Home Vacancies Rise as U.S. Ownership Falls to Lowest in Decade.”

Most will take this as bad news, and it is, but not for the reasons many will think.  Most will lament the decline in home ownership, as if it is somehow a slide away from the American dream.  It’s not.

The real problem with the data release is that it shows us that too many still own their own home, and the rate of home ownership is not falling quickly enough.  Bear with me while I explain.

First, we need to agree that not everyone should own their own home.  Some people’s circumstances or personalities are such that home ownership is just not appropriate.  They may need geographic mobility.  Perhaps their income is not steady.  They may lack the discipline home ownership requires.

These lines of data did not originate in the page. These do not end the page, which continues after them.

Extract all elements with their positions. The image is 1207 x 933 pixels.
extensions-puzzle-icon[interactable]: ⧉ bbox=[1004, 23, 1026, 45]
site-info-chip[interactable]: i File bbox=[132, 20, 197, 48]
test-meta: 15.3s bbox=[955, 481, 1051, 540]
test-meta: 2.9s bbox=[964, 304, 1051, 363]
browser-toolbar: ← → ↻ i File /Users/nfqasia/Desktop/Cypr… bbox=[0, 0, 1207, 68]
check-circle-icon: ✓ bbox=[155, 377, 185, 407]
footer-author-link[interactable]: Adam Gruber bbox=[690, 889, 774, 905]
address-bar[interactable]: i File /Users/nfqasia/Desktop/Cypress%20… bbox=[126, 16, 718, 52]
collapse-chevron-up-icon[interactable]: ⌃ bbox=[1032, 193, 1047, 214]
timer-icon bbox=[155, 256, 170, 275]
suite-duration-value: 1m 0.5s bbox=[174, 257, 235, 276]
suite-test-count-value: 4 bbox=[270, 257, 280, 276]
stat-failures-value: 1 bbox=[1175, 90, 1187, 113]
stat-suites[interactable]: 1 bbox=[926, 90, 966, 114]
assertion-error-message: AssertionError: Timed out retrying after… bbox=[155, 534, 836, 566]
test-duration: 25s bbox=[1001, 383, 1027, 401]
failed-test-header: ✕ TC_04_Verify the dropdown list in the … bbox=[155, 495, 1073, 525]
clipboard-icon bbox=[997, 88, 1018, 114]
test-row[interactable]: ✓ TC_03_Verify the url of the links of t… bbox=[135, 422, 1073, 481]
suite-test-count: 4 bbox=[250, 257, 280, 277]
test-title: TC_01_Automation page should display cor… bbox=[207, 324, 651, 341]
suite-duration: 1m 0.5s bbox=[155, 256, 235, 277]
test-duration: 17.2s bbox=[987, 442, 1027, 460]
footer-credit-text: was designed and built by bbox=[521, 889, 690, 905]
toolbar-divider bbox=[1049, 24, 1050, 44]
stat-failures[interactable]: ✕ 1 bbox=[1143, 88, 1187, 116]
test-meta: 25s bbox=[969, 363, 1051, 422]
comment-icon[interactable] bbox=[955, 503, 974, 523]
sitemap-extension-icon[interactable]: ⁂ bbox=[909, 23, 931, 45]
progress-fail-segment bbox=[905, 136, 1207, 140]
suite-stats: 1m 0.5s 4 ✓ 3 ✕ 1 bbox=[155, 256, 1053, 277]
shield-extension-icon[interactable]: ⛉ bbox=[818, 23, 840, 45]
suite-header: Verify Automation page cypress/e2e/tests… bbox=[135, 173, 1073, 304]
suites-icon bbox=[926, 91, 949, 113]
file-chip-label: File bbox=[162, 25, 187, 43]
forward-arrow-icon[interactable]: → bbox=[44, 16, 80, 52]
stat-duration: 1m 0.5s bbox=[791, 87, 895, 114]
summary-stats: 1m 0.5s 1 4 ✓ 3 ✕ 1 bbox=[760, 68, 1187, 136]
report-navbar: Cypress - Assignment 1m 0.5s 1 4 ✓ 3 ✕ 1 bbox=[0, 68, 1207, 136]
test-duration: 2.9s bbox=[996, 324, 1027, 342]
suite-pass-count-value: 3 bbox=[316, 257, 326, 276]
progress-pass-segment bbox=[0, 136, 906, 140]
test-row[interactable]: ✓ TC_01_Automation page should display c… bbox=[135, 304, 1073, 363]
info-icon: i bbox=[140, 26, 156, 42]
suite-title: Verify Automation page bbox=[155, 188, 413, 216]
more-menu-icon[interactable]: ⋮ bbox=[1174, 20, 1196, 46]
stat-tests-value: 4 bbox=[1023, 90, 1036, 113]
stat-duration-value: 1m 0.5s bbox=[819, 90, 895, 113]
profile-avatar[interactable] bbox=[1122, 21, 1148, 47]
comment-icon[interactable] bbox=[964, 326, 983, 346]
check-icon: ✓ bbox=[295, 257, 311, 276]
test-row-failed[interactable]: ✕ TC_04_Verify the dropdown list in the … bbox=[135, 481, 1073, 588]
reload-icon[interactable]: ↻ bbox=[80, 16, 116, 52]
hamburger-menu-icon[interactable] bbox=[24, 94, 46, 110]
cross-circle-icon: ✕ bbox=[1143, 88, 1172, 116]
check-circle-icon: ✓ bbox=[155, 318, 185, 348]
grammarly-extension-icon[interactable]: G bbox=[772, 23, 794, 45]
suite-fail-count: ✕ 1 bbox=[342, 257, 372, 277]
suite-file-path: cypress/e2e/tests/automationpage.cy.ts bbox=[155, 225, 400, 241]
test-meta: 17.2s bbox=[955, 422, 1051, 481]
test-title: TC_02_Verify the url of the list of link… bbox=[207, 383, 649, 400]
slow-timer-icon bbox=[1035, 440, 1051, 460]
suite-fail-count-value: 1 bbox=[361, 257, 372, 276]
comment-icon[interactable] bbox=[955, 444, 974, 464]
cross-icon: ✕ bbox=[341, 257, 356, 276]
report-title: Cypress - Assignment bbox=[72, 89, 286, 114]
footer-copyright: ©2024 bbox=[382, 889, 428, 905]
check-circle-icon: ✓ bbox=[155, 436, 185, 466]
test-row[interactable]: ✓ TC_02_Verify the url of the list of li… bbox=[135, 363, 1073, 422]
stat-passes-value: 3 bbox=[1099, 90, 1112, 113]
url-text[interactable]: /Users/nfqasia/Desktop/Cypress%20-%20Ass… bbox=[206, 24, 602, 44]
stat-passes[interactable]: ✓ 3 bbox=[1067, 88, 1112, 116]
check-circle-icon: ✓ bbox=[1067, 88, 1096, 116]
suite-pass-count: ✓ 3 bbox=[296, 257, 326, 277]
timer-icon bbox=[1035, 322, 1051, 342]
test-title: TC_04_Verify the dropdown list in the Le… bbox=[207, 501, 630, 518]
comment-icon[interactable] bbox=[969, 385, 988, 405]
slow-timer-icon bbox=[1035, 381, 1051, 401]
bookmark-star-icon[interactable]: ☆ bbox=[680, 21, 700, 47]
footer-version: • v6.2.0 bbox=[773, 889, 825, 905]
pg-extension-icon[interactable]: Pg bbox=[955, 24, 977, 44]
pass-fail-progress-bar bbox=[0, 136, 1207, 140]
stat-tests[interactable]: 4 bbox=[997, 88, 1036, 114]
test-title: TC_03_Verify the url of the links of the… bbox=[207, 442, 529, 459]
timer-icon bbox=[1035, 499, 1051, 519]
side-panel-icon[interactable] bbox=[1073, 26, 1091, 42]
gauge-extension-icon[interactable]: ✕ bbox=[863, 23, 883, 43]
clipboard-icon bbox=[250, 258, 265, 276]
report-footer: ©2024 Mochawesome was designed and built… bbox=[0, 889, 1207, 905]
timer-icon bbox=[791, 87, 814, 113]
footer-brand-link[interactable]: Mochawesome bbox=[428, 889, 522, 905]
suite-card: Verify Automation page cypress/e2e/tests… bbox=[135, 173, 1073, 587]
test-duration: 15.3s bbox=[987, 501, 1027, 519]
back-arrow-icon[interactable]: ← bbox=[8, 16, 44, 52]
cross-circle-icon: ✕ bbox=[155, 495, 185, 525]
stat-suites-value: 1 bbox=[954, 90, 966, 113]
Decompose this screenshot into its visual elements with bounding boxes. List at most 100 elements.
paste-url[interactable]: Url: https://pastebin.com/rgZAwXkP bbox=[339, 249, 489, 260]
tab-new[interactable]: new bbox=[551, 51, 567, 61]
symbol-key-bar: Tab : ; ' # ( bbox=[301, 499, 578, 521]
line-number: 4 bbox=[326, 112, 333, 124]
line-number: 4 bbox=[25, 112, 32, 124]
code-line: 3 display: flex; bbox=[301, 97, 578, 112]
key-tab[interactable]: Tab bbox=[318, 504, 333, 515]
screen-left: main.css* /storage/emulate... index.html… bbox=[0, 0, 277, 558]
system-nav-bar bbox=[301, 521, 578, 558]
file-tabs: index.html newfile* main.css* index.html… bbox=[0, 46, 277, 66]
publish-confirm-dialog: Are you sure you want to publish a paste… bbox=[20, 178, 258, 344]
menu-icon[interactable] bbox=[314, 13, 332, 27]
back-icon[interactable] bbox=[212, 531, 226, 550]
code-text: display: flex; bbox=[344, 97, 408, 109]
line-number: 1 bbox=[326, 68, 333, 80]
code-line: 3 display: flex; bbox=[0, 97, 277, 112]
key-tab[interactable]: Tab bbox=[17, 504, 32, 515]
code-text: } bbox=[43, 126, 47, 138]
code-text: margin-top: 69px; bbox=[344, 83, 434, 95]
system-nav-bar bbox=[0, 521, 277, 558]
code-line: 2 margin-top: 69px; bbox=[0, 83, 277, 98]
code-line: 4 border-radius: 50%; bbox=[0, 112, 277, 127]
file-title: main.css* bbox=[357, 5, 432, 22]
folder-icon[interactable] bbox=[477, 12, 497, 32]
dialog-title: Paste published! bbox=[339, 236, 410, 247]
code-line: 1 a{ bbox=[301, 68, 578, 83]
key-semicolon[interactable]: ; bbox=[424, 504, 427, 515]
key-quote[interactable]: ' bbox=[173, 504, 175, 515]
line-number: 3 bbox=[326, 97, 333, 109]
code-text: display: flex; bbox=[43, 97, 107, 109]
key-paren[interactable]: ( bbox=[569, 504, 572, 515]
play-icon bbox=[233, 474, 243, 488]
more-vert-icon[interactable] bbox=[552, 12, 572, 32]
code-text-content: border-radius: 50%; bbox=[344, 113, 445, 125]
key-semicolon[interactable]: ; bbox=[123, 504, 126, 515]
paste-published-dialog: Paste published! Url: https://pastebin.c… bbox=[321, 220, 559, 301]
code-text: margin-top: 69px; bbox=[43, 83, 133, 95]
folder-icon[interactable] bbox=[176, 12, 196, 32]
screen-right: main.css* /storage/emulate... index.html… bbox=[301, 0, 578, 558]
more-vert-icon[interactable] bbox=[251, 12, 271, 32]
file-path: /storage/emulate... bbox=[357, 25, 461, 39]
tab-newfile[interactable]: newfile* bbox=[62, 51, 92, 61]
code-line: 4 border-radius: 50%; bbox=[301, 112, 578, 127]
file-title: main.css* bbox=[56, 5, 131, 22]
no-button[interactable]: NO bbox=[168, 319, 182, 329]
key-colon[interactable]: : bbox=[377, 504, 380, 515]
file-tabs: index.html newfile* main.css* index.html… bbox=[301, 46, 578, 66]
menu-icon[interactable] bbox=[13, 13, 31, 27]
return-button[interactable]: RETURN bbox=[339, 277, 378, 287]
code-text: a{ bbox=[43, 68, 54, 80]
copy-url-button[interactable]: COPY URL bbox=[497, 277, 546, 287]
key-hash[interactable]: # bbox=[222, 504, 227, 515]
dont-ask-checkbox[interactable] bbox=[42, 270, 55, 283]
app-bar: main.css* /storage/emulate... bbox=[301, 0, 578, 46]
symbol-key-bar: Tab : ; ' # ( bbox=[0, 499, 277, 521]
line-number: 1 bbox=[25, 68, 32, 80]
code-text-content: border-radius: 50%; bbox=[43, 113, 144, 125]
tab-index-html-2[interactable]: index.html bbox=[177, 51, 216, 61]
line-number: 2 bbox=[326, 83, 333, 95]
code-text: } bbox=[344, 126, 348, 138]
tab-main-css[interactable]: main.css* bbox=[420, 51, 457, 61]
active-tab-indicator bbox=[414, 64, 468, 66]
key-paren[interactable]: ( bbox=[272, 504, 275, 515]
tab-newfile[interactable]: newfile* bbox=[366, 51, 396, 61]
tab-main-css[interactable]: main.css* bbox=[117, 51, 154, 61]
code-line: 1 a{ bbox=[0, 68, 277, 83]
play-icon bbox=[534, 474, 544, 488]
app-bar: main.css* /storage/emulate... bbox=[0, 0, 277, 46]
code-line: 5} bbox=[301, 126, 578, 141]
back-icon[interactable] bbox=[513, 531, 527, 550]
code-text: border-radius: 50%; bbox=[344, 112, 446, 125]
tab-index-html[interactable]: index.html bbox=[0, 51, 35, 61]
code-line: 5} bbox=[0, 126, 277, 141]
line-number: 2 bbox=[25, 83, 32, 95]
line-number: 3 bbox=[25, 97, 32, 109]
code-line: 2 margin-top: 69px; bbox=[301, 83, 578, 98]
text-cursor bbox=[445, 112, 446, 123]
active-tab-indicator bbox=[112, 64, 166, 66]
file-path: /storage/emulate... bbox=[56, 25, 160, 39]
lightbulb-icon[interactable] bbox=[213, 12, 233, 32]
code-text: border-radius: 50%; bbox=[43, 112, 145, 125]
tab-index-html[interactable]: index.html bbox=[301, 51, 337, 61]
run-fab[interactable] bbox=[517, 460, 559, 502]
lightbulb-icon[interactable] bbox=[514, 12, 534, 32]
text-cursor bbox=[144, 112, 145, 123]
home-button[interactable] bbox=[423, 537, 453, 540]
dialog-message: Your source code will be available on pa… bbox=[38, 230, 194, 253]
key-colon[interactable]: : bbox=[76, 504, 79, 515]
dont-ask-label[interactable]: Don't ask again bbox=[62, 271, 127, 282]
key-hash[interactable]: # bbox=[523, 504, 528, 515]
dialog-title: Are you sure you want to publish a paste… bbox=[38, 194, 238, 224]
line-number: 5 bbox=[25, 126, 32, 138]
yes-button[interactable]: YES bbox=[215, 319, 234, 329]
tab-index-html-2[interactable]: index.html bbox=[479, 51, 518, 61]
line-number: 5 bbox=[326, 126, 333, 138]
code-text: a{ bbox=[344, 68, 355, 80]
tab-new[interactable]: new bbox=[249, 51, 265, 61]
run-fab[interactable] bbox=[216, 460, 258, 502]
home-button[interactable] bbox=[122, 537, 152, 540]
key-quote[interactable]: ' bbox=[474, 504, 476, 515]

Once we agree that not everyone should own a home, the question becomes: What is the appropriate percentage of home ownership.  Economic theory gives us no answers, but the data do.  For the United States, it appears that about 65 percent is the highest sustainable rate of home ownership.

Home ownership rates started climbing above 65 percent in the 1990s, a result of well intentioned and deliberate public policy.  Eventually, America’s home ownership rate exceeded 69 percent.  That is when things began to go seriously wrong.

Unfortunately, governments have been doing their best to prevent or delay us from getting back to the stable 65 percent.  The result is that it has taken us two years to get from our high to today’s 66.9 percent.  Getting under 67 percent is encouraging, but we need more before our real estate markets are healthy.  At the rate we’re going, that could be a while.